Now, watching Rachel’s wide-eyed stare around that gloomy kitchen, I wonder if Judah wants to marry her because he loves her, or if he wants to marry her because she is another one of God’s hapless creatures he hopes he can save.

Stepping toward the sink, Rachel takes a dish from Irene, dries, and returns it to the cupboard without making a sound.

Ruth dispels the uncomfortable silence by asking her, “How’s Leah?”

“The doctors say if she keeps improving, she’ll be home by the end of the week.”

Irene and Ruth exchange glances, and Irene—the more domineering of the two—says, “Where you going to stay in the meantime?”

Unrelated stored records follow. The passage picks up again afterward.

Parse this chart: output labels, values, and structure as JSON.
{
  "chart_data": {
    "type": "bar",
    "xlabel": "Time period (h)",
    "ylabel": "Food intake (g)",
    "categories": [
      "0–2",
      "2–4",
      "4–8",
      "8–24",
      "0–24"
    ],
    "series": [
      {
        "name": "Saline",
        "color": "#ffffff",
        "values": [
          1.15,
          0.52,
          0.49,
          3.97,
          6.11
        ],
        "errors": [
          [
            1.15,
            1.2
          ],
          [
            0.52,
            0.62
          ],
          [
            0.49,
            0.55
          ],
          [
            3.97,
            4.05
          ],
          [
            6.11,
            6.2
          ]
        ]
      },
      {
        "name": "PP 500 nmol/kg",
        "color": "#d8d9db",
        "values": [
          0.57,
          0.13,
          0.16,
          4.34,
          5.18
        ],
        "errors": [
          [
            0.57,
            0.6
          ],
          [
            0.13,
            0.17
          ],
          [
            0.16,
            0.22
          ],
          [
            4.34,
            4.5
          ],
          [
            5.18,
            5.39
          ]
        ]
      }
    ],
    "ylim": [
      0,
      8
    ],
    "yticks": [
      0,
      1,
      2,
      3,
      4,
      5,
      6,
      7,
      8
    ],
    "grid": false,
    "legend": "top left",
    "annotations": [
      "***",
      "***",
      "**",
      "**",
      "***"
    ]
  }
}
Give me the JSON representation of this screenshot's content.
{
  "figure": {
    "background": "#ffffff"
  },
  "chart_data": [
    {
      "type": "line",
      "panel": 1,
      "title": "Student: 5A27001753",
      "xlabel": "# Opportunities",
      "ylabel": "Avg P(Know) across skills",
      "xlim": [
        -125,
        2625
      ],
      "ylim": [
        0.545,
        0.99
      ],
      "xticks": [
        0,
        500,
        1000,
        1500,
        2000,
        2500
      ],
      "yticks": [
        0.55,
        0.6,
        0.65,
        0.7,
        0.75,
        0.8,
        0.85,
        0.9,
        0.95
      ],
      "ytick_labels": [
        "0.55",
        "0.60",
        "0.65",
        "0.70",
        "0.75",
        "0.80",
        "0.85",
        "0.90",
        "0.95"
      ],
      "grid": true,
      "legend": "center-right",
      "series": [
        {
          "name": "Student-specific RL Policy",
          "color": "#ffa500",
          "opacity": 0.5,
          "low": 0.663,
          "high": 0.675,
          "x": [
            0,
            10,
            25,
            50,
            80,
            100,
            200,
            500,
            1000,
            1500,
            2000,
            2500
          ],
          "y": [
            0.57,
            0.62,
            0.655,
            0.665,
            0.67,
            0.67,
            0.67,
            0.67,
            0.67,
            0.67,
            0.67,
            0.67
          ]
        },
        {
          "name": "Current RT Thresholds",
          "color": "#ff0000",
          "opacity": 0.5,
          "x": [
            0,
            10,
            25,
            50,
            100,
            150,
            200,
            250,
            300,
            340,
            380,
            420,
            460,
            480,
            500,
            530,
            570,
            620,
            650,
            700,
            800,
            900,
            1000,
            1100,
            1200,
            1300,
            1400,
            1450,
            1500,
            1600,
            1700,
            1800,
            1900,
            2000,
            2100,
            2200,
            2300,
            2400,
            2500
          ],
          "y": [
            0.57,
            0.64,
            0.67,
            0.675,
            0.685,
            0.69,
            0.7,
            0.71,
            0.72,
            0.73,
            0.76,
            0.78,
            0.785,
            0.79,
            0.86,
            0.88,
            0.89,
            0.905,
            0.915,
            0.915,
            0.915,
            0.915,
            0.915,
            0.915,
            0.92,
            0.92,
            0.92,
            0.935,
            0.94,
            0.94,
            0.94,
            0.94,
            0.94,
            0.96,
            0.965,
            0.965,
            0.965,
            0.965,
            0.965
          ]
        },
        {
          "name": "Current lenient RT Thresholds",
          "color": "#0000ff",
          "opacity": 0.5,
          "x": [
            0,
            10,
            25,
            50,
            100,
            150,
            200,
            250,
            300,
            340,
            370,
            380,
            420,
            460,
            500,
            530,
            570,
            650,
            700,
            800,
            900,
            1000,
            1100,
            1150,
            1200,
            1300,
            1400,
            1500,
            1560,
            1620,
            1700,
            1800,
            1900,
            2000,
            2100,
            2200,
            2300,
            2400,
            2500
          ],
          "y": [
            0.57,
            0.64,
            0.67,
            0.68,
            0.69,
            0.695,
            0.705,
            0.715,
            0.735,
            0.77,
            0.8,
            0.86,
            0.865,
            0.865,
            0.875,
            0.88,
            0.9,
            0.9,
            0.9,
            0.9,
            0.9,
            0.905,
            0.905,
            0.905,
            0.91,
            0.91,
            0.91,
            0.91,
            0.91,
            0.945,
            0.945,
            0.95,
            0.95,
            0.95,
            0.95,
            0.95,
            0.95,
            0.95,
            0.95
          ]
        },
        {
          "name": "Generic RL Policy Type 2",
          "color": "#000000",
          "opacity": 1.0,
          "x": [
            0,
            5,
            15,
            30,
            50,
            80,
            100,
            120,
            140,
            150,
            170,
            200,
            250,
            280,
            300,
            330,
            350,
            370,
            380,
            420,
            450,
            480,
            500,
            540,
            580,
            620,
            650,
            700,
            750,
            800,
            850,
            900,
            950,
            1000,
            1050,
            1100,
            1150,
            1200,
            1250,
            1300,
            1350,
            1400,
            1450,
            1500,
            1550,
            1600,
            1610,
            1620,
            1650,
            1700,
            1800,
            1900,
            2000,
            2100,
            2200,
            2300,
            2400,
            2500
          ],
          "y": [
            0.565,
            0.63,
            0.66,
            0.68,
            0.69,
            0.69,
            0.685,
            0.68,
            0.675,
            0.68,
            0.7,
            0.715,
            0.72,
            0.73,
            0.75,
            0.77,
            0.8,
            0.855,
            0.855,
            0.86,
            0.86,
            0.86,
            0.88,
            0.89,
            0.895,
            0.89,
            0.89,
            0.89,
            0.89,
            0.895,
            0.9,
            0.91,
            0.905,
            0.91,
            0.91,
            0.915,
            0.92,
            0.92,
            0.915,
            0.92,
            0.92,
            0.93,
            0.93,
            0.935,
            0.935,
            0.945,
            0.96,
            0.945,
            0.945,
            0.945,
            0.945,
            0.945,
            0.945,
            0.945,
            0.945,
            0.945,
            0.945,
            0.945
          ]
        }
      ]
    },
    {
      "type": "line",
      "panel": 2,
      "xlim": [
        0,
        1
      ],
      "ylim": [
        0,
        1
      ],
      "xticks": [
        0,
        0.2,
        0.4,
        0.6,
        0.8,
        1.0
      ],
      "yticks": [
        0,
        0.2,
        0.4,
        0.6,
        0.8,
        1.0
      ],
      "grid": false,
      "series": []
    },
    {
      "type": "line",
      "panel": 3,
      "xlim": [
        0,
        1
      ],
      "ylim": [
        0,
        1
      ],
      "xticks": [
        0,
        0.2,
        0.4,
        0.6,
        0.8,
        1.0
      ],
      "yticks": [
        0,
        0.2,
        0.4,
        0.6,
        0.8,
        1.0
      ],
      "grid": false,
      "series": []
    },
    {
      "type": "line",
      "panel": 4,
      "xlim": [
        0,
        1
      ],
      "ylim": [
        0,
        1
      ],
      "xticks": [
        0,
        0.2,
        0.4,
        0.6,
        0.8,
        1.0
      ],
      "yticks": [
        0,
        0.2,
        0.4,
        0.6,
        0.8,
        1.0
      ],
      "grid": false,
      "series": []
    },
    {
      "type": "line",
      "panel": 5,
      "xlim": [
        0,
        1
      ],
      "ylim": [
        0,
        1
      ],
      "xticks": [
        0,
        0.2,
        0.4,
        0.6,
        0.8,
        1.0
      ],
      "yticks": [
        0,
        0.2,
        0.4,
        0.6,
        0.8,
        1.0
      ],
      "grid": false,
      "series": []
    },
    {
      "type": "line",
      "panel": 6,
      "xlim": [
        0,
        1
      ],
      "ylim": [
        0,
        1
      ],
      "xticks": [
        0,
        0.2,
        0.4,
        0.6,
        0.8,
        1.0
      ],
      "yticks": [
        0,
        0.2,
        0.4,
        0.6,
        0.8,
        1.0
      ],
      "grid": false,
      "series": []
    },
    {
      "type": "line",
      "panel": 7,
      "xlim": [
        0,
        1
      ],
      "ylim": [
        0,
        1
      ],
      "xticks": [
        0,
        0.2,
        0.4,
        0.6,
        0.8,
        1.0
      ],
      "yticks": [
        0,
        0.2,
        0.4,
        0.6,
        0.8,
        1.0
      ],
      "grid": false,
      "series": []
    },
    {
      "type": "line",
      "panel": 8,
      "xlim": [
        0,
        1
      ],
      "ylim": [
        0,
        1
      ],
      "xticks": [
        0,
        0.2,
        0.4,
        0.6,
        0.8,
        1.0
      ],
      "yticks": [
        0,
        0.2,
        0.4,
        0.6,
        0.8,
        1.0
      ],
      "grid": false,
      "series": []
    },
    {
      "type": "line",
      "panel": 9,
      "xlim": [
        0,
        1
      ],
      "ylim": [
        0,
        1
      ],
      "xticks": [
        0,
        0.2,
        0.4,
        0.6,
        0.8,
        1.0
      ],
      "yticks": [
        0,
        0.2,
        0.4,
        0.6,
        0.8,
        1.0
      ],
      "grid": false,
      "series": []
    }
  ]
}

Being careful to keep her eyes fixed on the plate she is drying, Rachel replies, “I haven’t given it much thought.”

“Well. You should.” I wince at Irene’s tone of voice, which is as formidable as the set of her jaw. “It’s not proper for you and Tobias to stay here alone.”

Rachel wipes and wipes the dish, although there is no moisture on it. “We’d hardly be alone,” she says, pointing over to the living room, where Sarah and Matthew are on the floor playing with a marble chaser. “Not with all the children around.”